Our titular secret agent is Armando (an ideally cast Wagner Moura), a university professor who has been labeled a communist. Truth is Armando is not affiliated with communism nor capitalism in the Brazil of the late 1970's. This is Brazil during a time of military dictatorship and he is stopped at a gas station (where a corpse is on the ground covered by cardboard) and questioned and searched by the police. Armando complies and what is a little amazing is how often we see scenes like this in modern-day movies and expect a bout of violence to emerge. There is no violence and the police take off, yet tension rings in the air. Armando is headed to Recife, the capital of the Brazilian state Pernambuco, to see his child who is living with his in-laws. His in-laws love and miss him but they also know it is dangerous for him to be present (his wife Fátima had passed away). Armando stays with some political dissidents in a sort of hidden refugee enclave, and finds a job at an identity card office building where he tries to find information on his late mother. He has adopted an alias, Marcello, so as to not be discovered by others. Meanwhile, two unlikely hit men are hired by a racist and sexist (to say the least) industrialist named Ghirotti (Luciano Chirolli) who had a past blow-out at a restaurant between Armando and his wife Fatima (Alice Carvalho, in a firecracker of a performance that lasts only a few minutes).
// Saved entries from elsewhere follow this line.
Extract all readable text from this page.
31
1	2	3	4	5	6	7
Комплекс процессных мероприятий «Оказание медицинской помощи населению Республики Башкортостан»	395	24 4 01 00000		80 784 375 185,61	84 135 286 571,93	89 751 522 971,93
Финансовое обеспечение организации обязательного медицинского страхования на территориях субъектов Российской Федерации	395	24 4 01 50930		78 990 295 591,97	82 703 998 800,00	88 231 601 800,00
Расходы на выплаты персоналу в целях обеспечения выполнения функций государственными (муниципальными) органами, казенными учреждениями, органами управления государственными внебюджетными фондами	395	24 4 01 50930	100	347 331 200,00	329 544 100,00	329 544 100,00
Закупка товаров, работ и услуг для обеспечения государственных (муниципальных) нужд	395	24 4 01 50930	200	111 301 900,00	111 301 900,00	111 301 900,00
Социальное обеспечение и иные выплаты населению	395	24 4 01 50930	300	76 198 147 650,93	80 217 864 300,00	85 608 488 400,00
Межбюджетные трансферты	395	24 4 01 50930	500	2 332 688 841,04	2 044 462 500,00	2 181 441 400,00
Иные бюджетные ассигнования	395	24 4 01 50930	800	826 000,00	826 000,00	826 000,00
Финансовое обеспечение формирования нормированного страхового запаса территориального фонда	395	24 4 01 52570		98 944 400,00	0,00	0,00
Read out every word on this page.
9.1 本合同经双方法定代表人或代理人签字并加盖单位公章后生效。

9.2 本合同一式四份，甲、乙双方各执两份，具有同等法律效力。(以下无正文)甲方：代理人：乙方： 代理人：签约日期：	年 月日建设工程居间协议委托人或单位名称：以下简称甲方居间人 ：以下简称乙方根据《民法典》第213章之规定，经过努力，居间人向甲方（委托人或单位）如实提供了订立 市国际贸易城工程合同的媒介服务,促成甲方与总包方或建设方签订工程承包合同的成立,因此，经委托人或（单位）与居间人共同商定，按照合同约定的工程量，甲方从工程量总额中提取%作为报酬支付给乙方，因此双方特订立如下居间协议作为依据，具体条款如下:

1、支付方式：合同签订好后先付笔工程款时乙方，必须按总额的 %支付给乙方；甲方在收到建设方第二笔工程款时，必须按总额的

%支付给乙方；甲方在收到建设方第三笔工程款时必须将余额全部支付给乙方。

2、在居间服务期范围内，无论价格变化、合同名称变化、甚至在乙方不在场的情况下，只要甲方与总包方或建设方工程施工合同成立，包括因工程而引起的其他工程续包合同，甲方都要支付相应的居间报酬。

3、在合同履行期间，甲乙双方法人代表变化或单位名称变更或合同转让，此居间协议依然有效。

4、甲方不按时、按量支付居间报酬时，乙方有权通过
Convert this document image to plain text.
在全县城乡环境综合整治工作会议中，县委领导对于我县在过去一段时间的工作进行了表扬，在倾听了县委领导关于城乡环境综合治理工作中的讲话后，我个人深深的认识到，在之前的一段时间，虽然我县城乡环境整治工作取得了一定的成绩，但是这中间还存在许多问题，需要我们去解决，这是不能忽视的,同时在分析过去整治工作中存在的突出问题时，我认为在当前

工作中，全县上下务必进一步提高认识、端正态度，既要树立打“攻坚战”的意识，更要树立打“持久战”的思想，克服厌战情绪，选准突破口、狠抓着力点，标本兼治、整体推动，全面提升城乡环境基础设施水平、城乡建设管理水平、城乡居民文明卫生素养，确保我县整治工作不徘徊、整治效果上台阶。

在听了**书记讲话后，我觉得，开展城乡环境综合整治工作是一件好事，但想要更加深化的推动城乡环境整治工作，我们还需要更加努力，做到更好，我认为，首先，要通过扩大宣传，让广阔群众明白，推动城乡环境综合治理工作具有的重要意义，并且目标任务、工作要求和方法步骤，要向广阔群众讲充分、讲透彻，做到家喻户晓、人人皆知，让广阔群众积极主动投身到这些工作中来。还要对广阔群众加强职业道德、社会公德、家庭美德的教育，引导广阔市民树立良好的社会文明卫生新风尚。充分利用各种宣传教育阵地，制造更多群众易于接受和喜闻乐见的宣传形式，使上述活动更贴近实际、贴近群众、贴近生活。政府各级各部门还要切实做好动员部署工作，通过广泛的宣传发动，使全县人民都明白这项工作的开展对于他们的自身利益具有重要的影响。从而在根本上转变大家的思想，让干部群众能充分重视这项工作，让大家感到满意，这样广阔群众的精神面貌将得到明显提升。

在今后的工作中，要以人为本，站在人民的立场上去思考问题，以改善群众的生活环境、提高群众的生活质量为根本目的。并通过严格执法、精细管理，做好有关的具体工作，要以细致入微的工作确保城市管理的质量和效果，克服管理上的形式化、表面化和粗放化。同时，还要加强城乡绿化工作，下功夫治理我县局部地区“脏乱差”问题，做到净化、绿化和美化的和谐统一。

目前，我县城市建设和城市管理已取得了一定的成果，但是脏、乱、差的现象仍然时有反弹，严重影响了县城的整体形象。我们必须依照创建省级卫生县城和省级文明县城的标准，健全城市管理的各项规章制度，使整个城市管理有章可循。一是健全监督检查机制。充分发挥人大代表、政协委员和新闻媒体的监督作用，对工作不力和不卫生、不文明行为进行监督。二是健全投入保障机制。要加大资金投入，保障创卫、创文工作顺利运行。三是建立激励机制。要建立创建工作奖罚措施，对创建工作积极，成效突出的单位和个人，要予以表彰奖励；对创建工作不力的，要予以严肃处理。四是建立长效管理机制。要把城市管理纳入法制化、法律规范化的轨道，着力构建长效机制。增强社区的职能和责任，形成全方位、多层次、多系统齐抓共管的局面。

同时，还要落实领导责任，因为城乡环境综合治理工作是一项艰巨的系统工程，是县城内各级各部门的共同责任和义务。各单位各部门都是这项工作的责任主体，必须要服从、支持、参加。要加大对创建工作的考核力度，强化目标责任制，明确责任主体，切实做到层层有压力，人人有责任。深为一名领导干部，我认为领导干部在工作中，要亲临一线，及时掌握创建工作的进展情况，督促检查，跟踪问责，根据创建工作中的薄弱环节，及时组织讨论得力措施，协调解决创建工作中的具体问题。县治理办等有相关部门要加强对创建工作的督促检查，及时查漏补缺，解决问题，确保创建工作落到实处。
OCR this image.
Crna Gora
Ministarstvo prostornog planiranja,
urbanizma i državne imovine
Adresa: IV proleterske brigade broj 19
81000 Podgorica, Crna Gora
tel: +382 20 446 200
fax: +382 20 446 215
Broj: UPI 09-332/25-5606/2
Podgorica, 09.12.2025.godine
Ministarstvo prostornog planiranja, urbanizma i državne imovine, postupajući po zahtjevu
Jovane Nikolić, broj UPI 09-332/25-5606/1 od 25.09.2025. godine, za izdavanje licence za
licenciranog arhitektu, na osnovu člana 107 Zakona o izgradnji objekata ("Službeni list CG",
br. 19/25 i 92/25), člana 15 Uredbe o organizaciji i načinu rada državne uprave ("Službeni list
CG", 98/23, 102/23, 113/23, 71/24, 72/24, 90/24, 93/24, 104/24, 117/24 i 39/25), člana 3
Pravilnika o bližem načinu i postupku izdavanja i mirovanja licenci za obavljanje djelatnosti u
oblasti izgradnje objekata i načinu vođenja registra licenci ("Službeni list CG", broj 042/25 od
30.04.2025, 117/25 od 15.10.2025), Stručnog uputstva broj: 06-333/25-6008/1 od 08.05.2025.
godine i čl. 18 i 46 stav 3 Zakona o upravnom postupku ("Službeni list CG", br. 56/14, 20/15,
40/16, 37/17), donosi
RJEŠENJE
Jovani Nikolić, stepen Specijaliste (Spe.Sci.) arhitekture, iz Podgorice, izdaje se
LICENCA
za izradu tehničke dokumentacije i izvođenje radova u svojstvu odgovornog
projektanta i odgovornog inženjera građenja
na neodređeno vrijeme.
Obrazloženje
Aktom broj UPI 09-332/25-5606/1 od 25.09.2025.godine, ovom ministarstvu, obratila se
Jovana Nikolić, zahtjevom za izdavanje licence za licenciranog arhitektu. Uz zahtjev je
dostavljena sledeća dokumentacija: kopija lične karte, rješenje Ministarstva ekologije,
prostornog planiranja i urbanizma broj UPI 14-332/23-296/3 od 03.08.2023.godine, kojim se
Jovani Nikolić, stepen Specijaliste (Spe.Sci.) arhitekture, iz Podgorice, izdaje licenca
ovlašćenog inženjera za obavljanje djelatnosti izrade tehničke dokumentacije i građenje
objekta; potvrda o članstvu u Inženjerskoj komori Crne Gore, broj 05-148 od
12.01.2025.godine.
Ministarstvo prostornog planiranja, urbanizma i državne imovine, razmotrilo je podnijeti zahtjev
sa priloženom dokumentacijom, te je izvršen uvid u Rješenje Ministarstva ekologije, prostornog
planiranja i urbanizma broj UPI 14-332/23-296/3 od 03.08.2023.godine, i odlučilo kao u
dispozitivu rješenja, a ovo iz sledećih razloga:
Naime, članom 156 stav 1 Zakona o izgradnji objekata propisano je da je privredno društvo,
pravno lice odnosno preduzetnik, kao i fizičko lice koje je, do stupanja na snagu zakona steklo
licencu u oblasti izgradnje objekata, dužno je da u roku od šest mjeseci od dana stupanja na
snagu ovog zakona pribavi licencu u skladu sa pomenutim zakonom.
Directed with a virtuoso power by Kleber de Mendonça Vasconcellos Filho, every scene clicks and involves us, from the mundane existence of living in close quarters inside an apartment building, to the identity offices that look and feel banal, to the carnival sequence itself that vibrates with a vivid energy, to the movie theaters showing "The Omen" and "Jaws" where a one couple indulges in fellatio in the crowd, to the busy and crowded street scenes that feel lived in, "The Secret Agent" pulsates with the flavor of life. The film has a burgeoning golden glow throughout, not quite sepia-toned, in its look at a Brazil of carnivals and alluring women, not to mention gays indulging in sexual acts out in the open as one cruises through the city's various parks.
The performances are sublime including the quiet magnetism of Wagner Moura as Armando; the seen-it-all 77-year old woman, Donna Sebastiana (Tânia Maria); who provides a refugee home, or the captivating belly-laughs and charms of the insidious police chief Euclides (Robério Diógenes). The present day scenes involve a female journalist listening to recorded sessions between Armando and a patient political resistance leader Elza (Maria Fernanda Cândido). What is most stimulating about the film is that it is mostly cries and whispers, as if the world will collapse if anything leaks in this dictatorship because all ears are open.
What is also special about this film is that it brings back memories for me as a 6-year-old living in Sao Paulo in 1977-78 (the film is set in 1977). The golden glow of the streets seems just right to me (though Sao Paulo was heavily polluted at that time so I can't speak for Recife). I also feel I have seen older spirited women like Sebastiana and I do faintly recall those close quarters in homes where adults would discuss politics. My father even had a beard like Armando has in the opening scenes. So, personal memories aside, "The Secret Agent" deftly works as a passage of time that no longer exists. I would compare it to Costra-Gravas masterful "State of Siege" which dealt with Uruguay's political strife in the 1960's through the 1970's. "The Secret Agent" is a cinematic powerhouse and a real treat.